Sunday, January 22, 2012

87 - A Crise Chegou ao Paredão de Cascais (Conversas Surrealistas)

"As Banhistas" de Joana Rosa Bragança
Nestes dias que o calendário pretende serem de Inverno, mas onde a temperatura é de Primavera e o Sol é de Verão, a crise chegou insidiosamente ao paredão de Cascais. Realmente nada parece o que é.
São quase duas da tarde e conseguimos mesa num restaurante, estranho, costuma haver fila, mas nas mesas apenas uma família inglesa está a almoçar, nas outras predominam águas e cafés.
Ao sentarmo-nos, devemos ter atravessado uma descontinuidade de espaço/tempo, porque aterramos inadvertidamente num daqueles programas televisivos para sopeiras do tempo da outra senhora.
Extractos do diálogo duma mesa para outra, em diagonal, duas balzaquianas magras com o mesmo cabelo longo, pintado em farripas, ripado:
- Olá, é a Zé-Zé, não é?
- Sou...
- Ah, mas está tão bem! Bem mesmo! Não a via desde o “take” em Oeiras. Nem parece que... Sou a irmã do Chico.
- Tenho andado doente.
- De quê?!
- Da cabeça...
- Isso andamos todas! Todas! Mas... é por causa do Pedro?
- Sempre foi um pai ausente, mas agora que eu tenho um amigo está sempre a telefonar às filhas. 
Chega uma miúda vinda da praia (cópia conforme da mãe, cerca de 12 anos, mini-saia e botas de montanha), interrompendo o diálogo.
- Mãe, estou cheia de fome.
- A menina quer comer aqui ou esperar pelo Pedro? Não sei onde ele quer ir com vocês.
- O pai está com a Nhô-Nhô.
- Falei com ele e disse que vinha mais tarde.
A filha senta-se e a Zé-Zé faz telefonema após telefonema, freneticamente, intercalados apenas com beijos e marradinhas no companheiro, calado, ausente.
Subitamente:
- Mafalda, telefone ao Pedro.
- Quero ir almoçar com a Nhô-Nhô, estou cheia de fome. E a Pilar também.
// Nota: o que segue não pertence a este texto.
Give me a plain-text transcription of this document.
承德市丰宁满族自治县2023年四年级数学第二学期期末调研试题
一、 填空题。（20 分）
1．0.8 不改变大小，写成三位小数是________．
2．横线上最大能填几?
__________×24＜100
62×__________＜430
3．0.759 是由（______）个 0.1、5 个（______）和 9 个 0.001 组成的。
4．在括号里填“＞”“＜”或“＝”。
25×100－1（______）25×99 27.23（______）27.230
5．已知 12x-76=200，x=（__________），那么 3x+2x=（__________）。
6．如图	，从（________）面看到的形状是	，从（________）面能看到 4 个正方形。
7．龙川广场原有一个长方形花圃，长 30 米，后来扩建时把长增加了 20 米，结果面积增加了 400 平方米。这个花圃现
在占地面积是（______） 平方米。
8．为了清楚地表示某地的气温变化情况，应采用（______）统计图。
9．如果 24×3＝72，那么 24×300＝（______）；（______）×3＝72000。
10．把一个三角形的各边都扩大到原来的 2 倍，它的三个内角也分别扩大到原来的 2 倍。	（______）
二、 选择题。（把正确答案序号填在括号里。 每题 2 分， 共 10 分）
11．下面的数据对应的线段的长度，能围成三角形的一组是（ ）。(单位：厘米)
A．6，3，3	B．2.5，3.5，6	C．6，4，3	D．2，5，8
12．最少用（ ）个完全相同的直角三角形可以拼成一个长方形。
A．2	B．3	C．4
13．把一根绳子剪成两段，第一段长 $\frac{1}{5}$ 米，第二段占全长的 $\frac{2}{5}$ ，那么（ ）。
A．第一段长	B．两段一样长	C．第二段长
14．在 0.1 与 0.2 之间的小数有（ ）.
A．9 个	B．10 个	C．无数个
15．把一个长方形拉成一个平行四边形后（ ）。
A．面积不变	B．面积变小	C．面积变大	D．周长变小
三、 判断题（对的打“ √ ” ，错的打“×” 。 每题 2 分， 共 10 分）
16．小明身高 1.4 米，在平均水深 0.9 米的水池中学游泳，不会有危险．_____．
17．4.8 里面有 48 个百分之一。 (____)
A Pilar chega da praia, quatro ou cinco anos, vestidinho de Alice no País da Maravilhas, meias altas e sapatos de verniz. Quer ficar de costas para o Sol e arrasta uma cadeira à volta da mesa, encalhando com tudo o que não se afasta tão “presto” como os cães estacionados por ali.
- Quero um hambúrguer.
- Mafalda, tome lá o telefone.
- Não.
Pouco tempo depois chega um tipo baixote e anafado com uma rapariga pós adolescente, beija as miúdas, beija a balzaquiana da outra mesa, diz “Olá” à Zé-Zé, faz um aceno ao tipo sentado na cadeira do lado como uma “potted plant” que inesperadamente sussurra entre os dentes “senhor doutor...”, e voltando-se para as miúdas:
- Já almoçaram?
- A Pilar quer um hambúrguer.
- A Mafalda também.
A Zé-Zé para o empregado:
- Oh, faz favor!
- Queremos duas saladas disto e daquilo, dois hamburguers, um deles com um ovo a cavalo, mais uma dose de batatas fritas e coca-colas e uma super-bock e...
No meio da conversa generalizada de mesa a mesa o tipo anafado acabou por se sentar com a outra balzaquiana, que imediatamente lhe começou a ajeitar o cabelo e a camisa, a encostar-lhe a cabeça ao ombro e a fazer outros tagatés ternurentos.
À mesa do lado chegaram os almoços, todos comeram, as miúdas voltaram à praia, a “potted plant” desapareceu sem que ninguém se tivesse dado conta, a Zé-Zé partiu a caminho da casa de banho. Ficaram as peças de roupa nas cadeiras e a loiça na mesa.
Finalmente, da outra mesa em diagonal o “senhor doutor, pai ausente” pediu a conta, olhou para o papel, olhou à volta para a mesa do lado vazia, pegou na máquina que o empregado lhe estendia e marcou o código.